At the same time, we’re seeing rapid adoption of the hyperscale data processing solutions needed to feed these advanced AI and ML tools. For example, one of the challenges is taking terabits per second of input data—which is never in an easy-to-digest state—and getting that transformed from some semi-structured, messy state into relational schema that is indexed, compressed, encrypted, and queryable within seconds. That just has not been possible with legacy technology.  

But new tech breakthroughs now power software data analysis engines that can finally enable this kind of real-time, hyperscale analysis. The difference is the evolution of NVMe solid state drives (SSDs), boosted by high-core-count CPUs and 100-gig NIC connections everywhere. These are the building blocks of Ocient’s hyperscale data processing and analysis solutions, which deliver 10x—and often even 100x—the price performance that was previously available.  
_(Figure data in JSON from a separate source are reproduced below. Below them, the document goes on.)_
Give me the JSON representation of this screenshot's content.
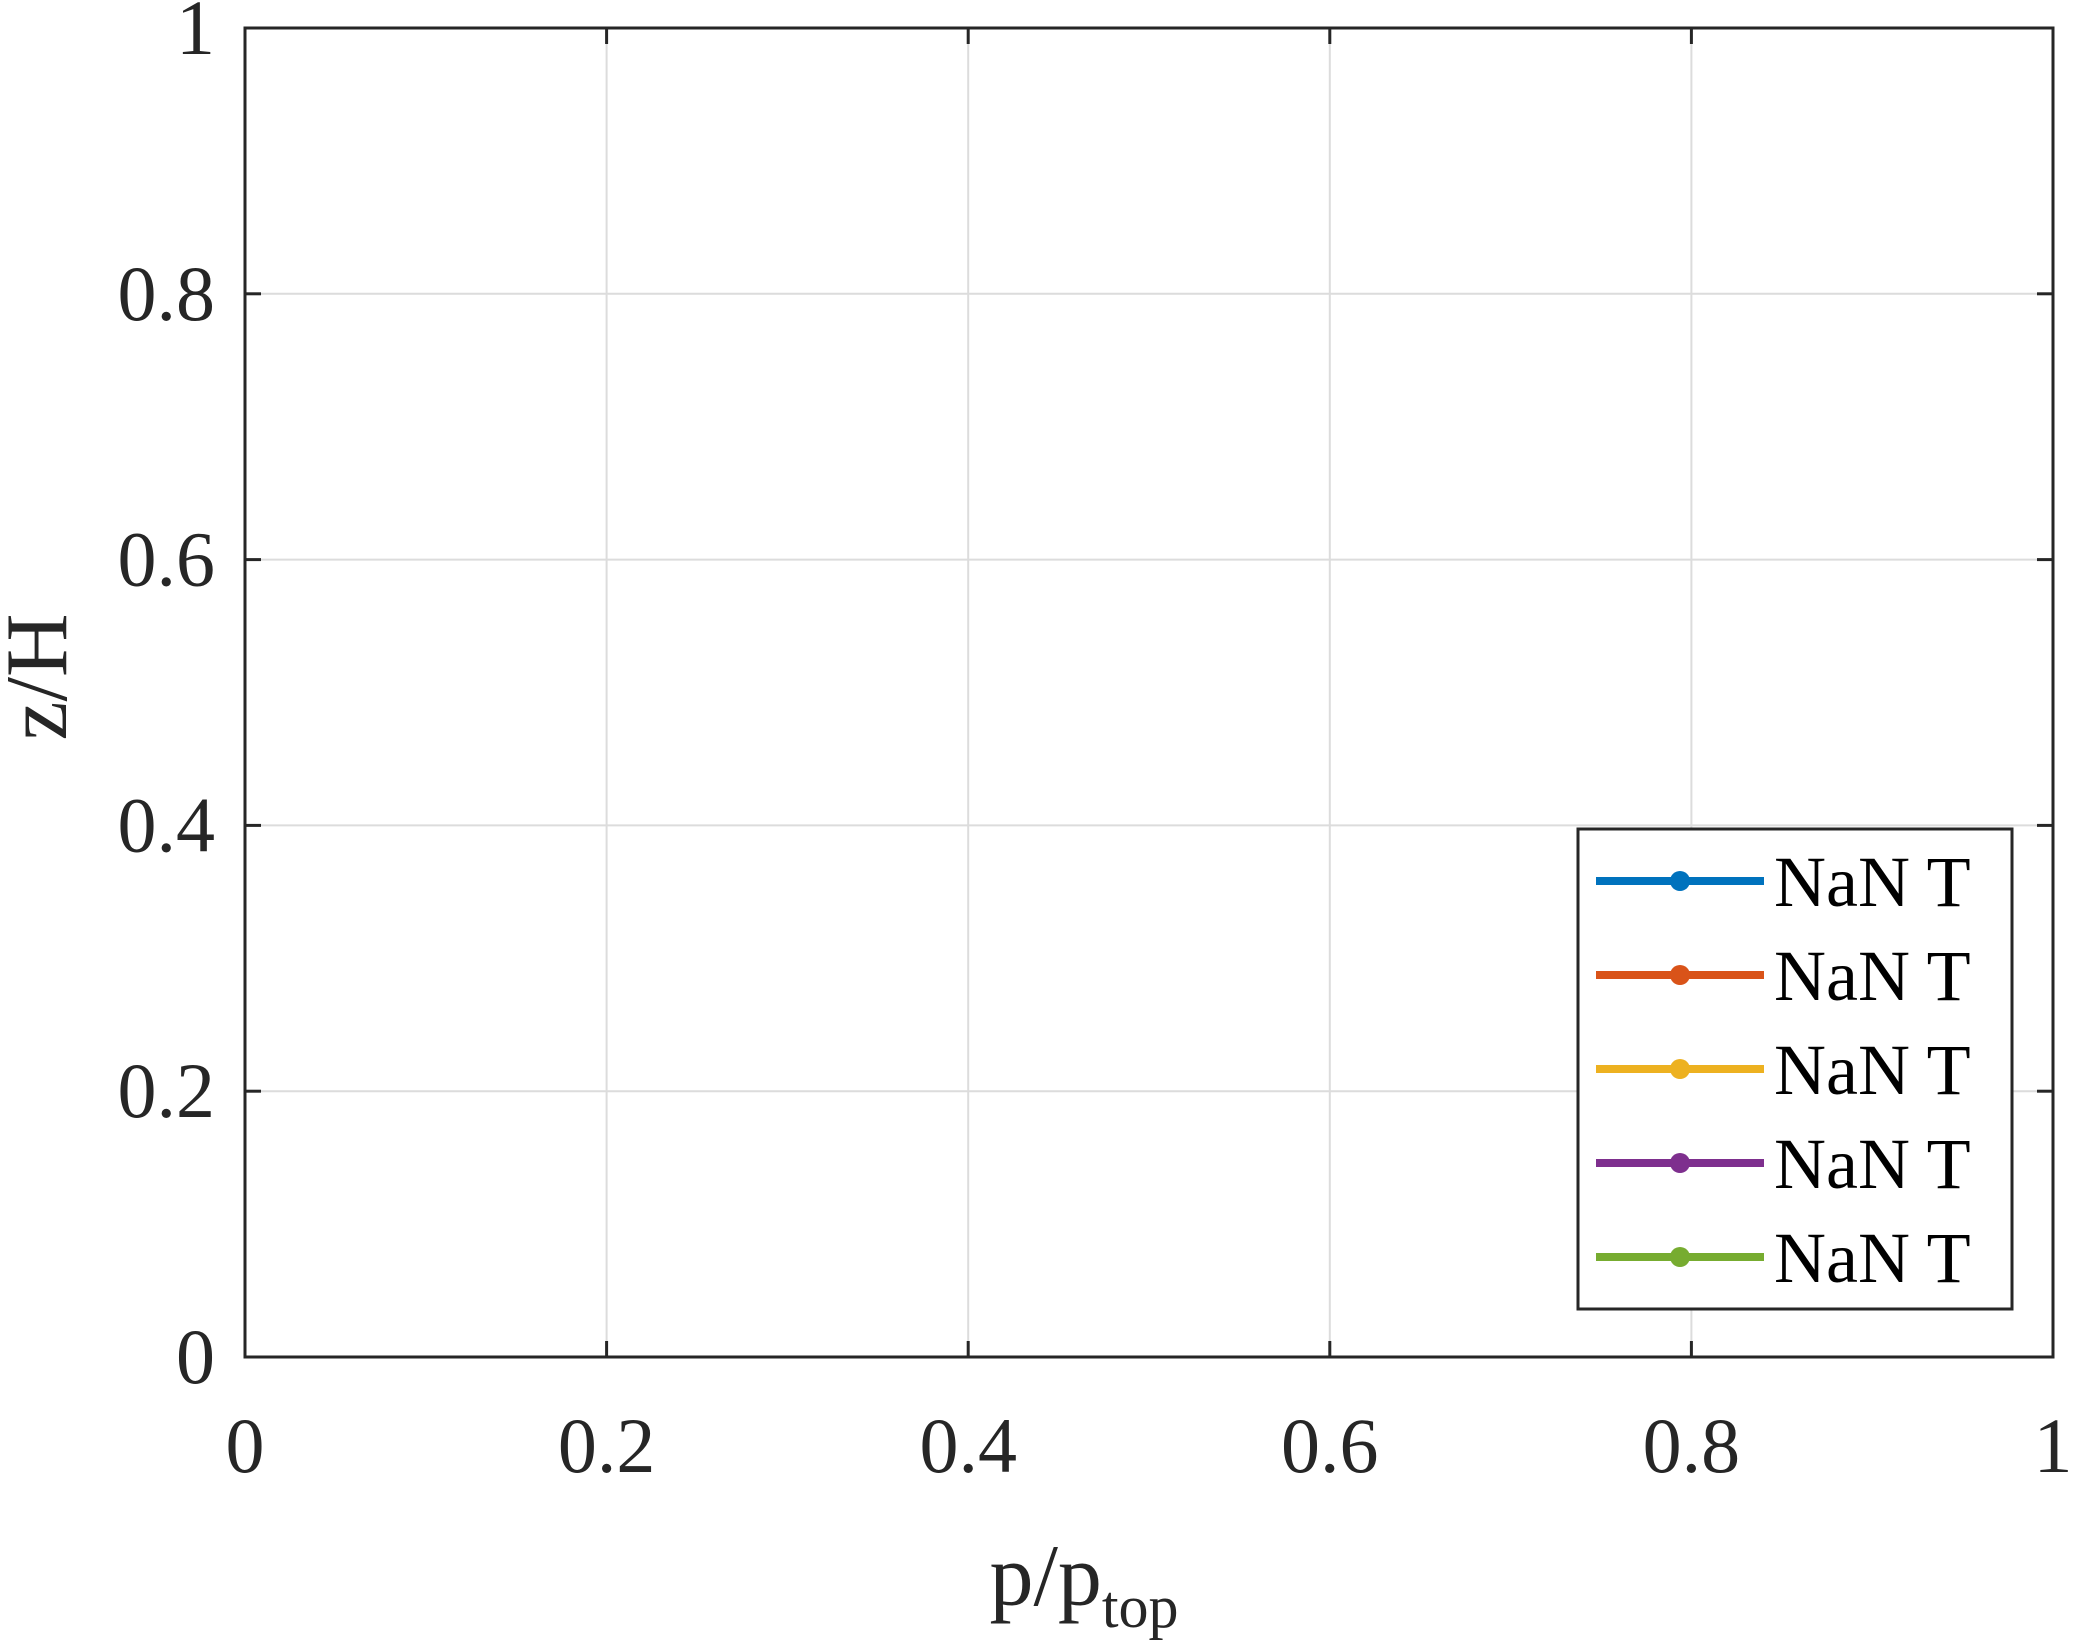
{
  "chart_data": {
    "type": "line",
    "xlabel": "p/p",
    "xlabel_subscript": "top",
    "ylabel": "z/H",
    "xlim": [
      0,
      1
    ],
    "ylim": [
      0,
      1
    ],
    "x_ticks": [
      "0",
      "0.2",
      "0.4",
      "0.6",
      "0.8",
      "1"
    ],
    "y_ticks": [
      "0",
      "0.2",
      "0.4",
      "0.6",
      "0.8",
      "1"
    ],
    "grid": true,
    "legend_position": "bottom-right",
    "series": [
      {
        "name": "NaN T",
        "color": "#0072bd",
        "marker": "dot",
        "x": [],
        "y": []
      },
      {
        "name": "NaN T",
        "color": "#d95319",
        "marker": "dot",
        "x": [],
        "y": []
      },
      {
        "name": "NaN T",
        "color": "#edb120",
        "marker": "dot",
        "x": [],
        "y": []
      },
      {
        "name": "NaN T",
        "color": "#7e2f8e",
        "marker": "dot",
        "x": [],
        "y": []
      },
      {
        "name": "NaN T",
        "color": "#77ac30",
        "marker": "dot",
        "x": [],
        "y": []
      }
    ]
  }
}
This level of processing and analysis power means sophisticated ML tools cannot just do real-time analysis of the data that’s pouring in (to tell AdTech companies what’s happening), but to deliver prescriptive insights (to tell them how to deal with it).  
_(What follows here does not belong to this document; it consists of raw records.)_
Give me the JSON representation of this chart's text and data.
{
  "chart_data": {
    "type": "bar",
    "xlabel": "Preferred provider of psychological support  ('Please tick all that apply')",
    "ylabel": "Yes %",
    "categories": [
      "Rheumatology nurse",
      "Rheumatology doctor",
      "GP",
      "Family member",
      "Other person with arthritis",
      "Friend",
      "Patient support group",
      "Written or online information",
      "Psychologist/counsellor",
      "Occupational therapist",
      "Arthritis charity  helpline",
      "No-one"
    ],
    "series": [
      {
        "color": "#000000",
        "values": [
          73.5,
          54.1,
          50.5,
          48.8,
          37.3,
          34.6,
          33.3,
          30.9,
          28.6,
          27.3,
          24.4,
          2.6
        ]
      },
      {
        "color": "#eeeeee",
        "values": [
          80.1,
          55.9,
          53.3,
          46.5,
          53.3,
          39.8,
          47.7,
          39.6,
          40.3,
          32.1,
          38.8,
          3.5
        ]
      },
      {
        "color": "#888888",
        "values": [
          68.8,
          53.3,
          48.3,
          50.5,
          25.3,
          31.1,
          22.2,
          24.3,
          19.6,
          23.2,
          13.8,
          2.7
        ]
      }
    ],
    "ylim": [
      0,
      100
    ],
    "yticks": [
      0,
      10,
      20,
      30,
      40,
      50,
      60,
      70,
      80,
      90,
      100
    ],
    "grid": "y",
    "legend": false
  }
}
The most exciting part here isn’t what specific insights are being unlocked; it’s how these tools are uncovering entirely new questions to ask and identifying new correlational relationships to mine for actionable insight and value. For example, taking historical data and enriching it with third party data or other sources—piling data upon new data to unlock even more value and opportunity for AdTech companies and advertisers. 

This really goes back to the original foundation on which the AdTech industry was built: creating value from new and better ways to process and analyze data, and delivering differentiated products that unravel that complexity. 

The hyperscale future is here in AdTech—are you ready? 

There’s no doubt that Big Data is an overused buzzword with a troubled past: so much promise; so much frustration. Yet an honest analysis shows that frustration can’t be blamed on Big Data—it’s just taken our tech stacks this long to catch up.   

But today, AdTech companies finally have access to hyperscale data processing solutions that can ingest, prepare, and process petabytes of data in real time. And they can pair that with a fast-growing generation of AI and ML tools that can make sense of that hyperscale data in all its richness and dimensionality—to find completely unconsidered correlations, and increasingly deliver prescriptive insights. 

With hard learned lessons from the recent past, there has never been a more exciting time to be building AdTech solutions for hyperscale data sets. Leaders should build and maintain modern tech stacks designed to thrive in the hyperscale future, then prepare for new sources of value to emerge from their hyper-dimensional data.